Budapest Butcher's secret art collection cut above the rest

  • 10 years ago
He was a butcher and an art collector during Communist rule in Hungary – By day, Istvan Kövesi ran a kosher meat shop in Budapest, but his secret passion was collecting fine works of art.

Between 1960 and 1980 he bought 230 paintings. The collection includes a who’s who of Hungary’s finest 20th century artists and was only recently made public for the first time.

‘‘It is easy to understand the reason why all collectors kept their art secret, because they were bought with money from their private businesses. During the Communist era really only the state-run shops and factories were allowed to collect. The private sector had only limited permission to do this. The richest people were usually taxi drivers, hairdressers, and small food and vegetable shopkeepers, like Istvan Kövesi with his meat shop,” says the collection’s Curator Tamas Kieselbach.

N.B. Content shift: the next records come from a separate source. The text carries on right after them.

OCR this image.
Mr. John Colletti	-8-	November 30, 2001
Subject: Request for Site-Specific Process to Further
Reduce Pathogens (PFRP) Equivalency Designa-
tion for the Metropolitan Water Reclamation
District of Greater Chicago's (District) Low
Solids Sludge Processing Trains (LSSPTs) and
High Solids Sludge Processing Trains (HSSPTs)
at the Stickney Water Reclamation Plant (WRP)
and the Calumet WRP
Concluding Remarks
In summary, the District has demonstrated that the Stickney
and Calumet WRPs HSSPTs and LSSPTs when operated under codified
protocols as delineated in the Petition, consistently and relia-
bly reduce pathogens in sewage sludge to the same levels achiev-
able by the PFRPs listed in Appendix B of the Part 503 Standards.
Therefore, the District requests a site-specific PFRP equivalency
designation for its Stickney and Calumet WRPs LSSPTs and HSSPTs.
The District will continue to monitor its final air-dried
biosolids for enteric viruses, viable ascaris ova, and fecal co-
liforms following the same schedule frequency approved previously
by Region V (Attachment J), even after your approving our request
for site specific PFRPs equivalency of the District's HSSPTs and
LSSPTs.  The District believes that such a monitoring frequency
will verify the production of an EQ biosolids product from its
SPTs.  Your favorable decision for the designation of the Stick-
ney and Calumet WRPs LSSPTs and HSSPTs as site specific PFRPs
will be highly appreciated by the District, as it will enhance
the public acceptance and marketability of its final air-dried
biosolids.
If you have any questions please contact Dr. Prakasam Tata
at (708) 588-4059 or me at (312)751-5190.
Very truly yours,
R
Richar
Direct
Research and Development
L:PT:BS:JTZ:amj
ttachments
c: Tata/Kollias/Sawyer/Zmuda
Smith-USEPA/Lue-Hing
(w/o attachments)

In order to buy such works, often costing more than 80 times his official monthly salary, Kövesi diverted money from his butcher’s business, bypassing Budapest’s official auction houses.

According to experts, that practice of buying and selling paintings outside the system still exists.

Speaking to euronews journalist Gábor Ács, art historian Peter Molnos said:

‘‘Behind us you can see the only place where under Communism you could buy and sell paintings legally. But, collectors could walk next door to the Luxor cafe, exactly the same place where the gallery is located today, and they could make arrangements with private dealers over what they wanted to buy.’‘

But what prompted Kövesi to collect so many fine works?

One theory according to historians is the butcher tried to escape the everyday reality of Communism and his experiences both before and during the second world war through art.

‘‘During the 1930s the so-called ‘Jewish law’ in Hungary meant Jews were restricted in what they could do. Kövesi was also deported to a Nazi death camp, but he survived. When he returned to Hungary his home was abandoned and everybody in his family had been killed in the Holocaust. Later he met a woman, who survived Auschwitz, and they married. After the Second World War Kövesi believed the suffering was over.”

The art collector and butcher died in 1981 but his collection has remained intact to this day.